Kenapa? Pertama karena efek seketika yang akan kita rasakan. Ketika kita memiliki perasaan negatif terhadap orang tersebut–ketika segala sesuatu berjalan dengan sempurna bagi orang tersebut, perasaan tidak nyaman muncul dalam diri kita dan kitalah orang yang akan menderita akibat ketidaknyamanan tersebut. Kita merasa tidak nyaman, gelisah dan sangat tegang. Walaupun demikian, apa yang terjadi dengan kita tidak merubah apapun yang ada di orang tersebut, tapi yang pasti hanya akan merubah kita.

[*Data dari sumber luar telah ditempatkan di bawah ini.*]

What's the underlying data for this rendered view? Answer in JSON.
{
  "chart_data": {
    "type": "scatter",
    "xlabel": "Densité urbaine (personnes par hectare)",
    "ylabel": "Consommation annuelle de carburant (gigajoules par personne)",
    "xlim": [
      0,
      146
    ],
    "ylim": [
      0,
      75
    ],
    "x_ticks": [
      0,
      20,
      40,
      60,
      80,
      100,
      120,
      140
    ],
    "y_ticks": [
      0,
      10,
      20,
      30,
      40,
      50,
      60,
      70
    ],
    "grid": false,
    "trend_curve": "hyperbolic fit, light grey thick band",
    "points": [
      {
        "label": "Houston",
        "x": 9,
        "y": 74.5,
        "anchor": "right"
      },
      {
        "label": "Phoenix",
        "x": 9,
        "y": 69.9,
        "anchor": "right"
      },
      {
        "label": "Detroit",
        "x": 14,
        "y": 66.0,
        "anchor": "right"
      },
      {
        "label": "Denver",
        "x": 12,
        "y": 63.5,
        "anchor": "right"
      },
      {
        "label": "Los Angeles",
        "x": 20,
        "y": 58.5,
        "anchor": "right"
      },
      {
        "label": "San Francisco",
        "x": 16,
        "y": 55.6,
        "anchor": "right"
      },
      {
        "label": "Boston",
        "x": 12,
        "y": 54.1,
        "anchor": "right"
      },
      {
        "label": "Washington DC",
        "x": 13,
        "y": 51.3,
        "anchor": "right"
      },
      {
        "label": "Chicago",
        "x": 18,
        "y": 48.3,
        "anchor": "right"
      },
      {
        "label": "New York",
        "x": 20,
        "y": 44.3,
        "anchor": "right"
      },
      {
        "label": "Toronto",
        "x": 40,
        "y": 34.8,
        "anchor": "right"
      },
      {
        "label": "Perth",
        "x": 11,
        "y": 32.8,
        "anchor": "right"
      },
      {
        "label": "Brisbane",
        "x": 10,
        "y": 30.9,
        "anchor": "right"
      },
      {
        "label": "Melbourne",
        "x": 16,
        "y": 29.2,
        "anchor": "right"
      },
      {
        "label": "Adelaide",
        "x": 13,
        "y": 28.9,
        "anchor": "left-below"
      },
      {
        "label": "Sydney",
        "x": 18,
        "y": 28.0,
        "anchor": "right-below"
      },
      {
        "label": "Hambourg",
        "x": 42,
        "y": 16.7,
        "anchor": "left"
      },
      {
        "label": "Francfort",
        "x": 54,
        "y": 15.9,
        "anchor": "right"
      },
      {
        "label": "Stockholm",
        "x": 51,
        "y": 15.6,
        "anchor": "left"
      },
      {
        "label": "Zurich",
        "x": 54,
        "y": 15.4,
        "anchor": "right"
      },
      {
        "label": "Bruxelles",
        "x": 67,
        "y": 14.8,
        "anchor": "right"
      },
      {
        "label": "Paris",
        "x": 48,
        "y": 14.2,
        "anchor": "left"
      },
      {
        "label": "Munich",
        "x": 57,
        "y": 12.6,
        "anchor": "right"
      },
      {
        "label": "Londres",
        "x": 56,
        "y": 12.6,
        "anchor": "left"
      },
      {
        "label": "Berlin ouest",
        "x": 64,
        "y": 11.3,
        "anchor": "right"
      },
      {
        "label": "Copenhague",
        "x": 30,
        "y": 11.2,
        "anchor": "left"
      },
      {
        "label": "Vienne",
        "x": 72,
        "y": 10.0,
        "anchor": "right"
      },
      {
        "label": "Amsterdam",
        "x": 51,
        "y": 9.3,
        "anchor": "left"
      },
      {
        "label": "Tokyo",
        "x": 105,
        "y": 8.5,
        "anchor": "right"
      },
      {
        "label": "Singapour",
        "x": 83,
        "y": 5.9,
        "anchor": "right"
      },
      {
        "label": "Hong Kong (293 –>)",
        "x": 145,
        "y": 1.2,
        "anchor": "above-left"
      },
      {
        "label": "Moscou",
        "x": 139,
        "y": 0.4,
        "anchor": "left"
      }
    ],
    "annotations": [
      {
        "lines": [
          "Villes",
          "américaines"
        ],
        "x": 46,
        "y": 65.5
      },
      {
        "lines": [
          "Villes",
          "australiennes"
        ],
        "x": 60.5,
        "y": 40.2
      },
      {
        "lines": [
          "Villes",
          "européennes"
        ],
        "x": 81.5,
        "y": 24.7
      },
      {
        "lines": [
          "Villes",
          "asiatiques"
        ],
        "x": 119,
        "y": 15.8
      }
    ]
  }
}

Jadi, kitalah orang pertama yang akan menderita dari sikap demikian, tanpa perlu disebutkan efek jangka panjang dari jenis pemikiran atau perasaan tersebut. Reaksi lainnya yang kita tujukan kepada orang yang telah menyakiti kita akan muncul ketika kondisi orang tersebut menurun. Ketika orang tersebut kehilangan keberuntungannya atau ketika segala sesuatu berubah menjadi buruk, jika kita tidak berhati-hati, kita akan merasa bahagia karena kejatuhannya dan kita akan membenarkan apa yang terjadi dengan mengatakan orang tersebut pantas mendapatkannya. Sebenarnya, kalau Anda benar-benar memikirkannya, reaksi demikian sangat buruk dan harus dihindari.

Melihat kembali jenis situasi yang pertama, ketika seseorang menyakiti kita dan kita tidak tabah menghadapi situasi ini, kita menjadi tidak sabar dengannya dan kita tidak tahan. Sekali lagi, ini memiliki dua sisi; apakah orang yang menyakiti kita dapat merusak kebahagiaan kita dengan melakukan sesuatu untuk mengurangi atau mencegah kebahagiaan kita atau mereka dapat melakukan sesuatu yang langsung membuat kita menderita. Di situasi manapun, kita perlu menghentikan ketidakmampuan kita untuk bertahan atau tabah menghadapi kejahatan tersebut. Jadi, untuk menghentikan reaksi kemarahan kita terhadap situasi ini, kita harus menganalisis alasan mengapa tidak benar dan tidak tepat bagi kita untuk menanggapi situasi demikian dengan kemarahan seiring dengan melihat alasan mengapa, sebagai gantinya, lebih tepat, lebih beralasan dan benar untuk, sebenarnya, membangkitkan welas asih daripada kemarahan terhadap orang tersebut.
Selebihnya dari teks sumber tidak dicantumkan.